Do they really want to hear about how she weighed all of 500g, as heavy as a packet of sugar, and how she was perfectly formed with long limbs like her father’s?

The truth is shocking and uncomfortable. No one likes to talk about death, much less that of a baby’s.

But the painful truth is that babies die.

According to KK Women’s And Children’s Hospital, about 15 per cent of all pregnancies miscarry. Most of the time, a cause cannot be found.

For stillbirths, about 2.6 million babies are stillborn per year globally, according to a study published by medical journal The Lancet earlier this year.

And although Singapore has one of the lowest stillbirth rates in the world — according to official statistics, 90 stillbirths were registered last year, up 4.7 per cent from registered in 2014 — it is not non-existent.

And for the bereaved parent, the loss of a child is a continuous existence they live with no matter how long ago it happened.

When I lost Annabelle, I went through a very dark patch for a very long time. For years, I could not even look at another pregnant person without crying. Each time I saw a little girl the age at which my daughter would have been, I would be reminded of my loss.

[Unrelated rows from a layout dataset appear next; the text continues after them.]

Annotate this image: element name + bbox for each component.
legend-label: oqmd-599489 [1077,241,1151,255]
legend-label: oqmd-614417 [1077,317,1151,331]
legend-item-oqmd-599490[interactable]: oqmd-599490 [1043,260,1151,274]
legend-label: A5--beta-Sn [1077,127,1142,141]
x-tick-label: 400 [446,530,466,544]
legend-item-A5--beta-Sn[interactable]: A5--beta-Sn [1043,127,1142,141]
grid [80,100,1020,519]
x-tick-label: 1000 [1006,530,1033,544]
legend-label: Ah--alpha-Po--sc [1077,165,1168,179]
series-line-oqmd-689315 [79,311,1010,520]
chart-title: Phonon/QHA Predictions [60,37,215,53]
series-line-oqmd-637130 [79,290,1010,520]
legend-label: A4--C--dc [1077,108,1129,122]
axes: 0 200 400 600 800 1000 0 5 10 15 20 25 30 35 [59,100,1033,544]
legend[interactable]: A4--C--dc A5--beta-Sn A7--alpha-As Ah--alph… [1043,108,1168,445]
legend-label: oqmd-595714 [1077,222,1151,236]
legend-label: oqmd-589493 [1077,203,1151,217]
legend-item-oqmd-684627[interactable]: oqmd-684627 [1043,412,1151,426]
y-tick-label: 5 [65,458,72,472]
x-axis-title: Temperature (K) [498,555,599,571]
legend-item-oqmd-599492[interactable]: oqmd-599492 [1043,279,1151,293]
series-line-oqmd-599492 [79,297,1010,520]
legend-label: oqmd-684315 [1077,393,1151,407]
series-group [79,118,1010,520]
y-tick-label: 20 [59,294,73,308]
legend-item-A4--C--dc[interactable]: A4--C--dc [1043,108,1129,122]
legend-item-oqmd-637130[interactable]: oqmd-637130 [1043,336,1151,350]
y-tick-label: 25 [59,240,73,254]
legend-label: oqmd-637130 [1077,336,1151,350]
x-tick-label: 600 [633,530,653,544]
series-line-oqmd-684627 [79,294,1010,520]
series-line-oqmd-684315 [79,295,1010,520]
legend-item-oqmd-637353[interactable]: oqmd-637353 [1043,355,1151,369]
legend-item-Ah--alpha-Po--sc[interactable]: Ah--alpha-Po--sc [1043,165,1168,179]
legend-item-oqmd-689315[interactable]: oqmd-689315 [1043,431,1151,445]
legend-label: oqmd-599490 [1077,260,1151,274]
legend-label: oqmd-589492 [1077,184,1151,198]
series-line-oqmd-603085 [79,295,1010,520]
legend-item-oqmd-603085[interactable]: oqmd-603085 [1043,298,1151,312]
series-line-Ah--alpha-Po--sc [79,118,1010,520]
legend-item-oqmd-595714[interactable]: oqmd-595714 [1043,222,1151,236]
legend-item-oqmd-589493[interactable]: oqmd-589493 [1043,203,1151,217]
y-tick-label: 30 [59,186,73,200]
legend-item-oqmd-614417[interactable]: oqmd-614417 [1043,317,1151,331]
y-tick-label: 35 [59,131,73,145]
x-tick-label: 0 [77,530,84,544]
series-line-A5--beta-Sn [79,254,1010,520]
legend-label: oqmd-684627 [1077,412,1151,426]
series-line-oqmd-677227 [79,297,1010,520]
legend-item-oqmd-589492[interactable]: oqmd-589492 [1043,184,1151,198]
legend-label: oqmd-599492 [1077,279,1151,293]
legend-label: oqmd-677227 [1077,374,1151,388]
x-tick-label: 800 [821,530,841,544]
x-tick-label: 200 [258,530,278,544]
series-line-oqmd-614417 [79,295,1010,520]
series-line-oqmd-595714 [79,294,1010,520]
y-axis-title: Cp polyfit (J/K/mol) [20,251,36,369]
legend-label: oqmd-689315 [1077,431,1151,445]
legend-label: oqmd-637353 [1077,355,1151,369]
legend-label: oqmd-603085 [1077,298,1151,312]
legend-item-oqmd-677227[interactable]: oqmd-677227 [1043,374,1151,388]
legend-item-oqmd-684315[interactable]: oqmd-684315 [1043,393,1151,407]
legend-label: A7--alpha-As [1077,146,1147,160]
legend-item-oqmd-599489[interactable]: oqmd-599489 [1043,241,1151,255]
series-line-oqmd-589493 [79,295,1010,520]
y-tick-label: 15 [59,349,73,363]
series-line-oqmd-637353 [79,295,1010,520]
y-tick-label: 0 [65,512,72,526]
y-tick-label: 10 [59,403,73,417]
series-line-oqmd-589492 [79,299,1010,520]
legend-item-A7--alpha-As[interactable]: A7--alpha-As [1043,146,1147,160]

Well-meaning friends tried to comfort me. “Everything happens for a reason,” they’d say. “It was the right choice, she probably wouldn’t have survived anyway.” “You’re young, you can still have another child.”

I wanted to scream at them: “I don’t want another child. I want this one”.

Today, almost 11 years after losing my daughter, the intense grief is no longer there. The emotional scars are still there, don’t get me wrong, but I’ve come to accept that I will never know why things happened the way they did.

I do regret though that I did not have the courage then to take a photo of my daughter or her footprint. I have nothing to remember her by now, just my memories, which I am scared to death will fade with time.

So for anyone dealing with a similar situation now, I would advise you to keep some momentos of your baby; they will help in the grieving process. Also, take as long as you need to grieve and talk about your loss to either a friend or a professional. Don’t feel like you have to move on or get over it. There is no time limit on grief.

If you are a friend of a relative of someone who is going through, or has experienced, a loss, be sensitive. Do not expect your friend to go back to normal; she probably won’t ever be “normal”. And most importantly, don’t pretend her baby never existed.

Last Christmas, four days after my daughter’s 10th birth/death anniversary, my good friend gave me something that I will cherish for the rest of my life: A charm necklace with the names of my children — all three of them.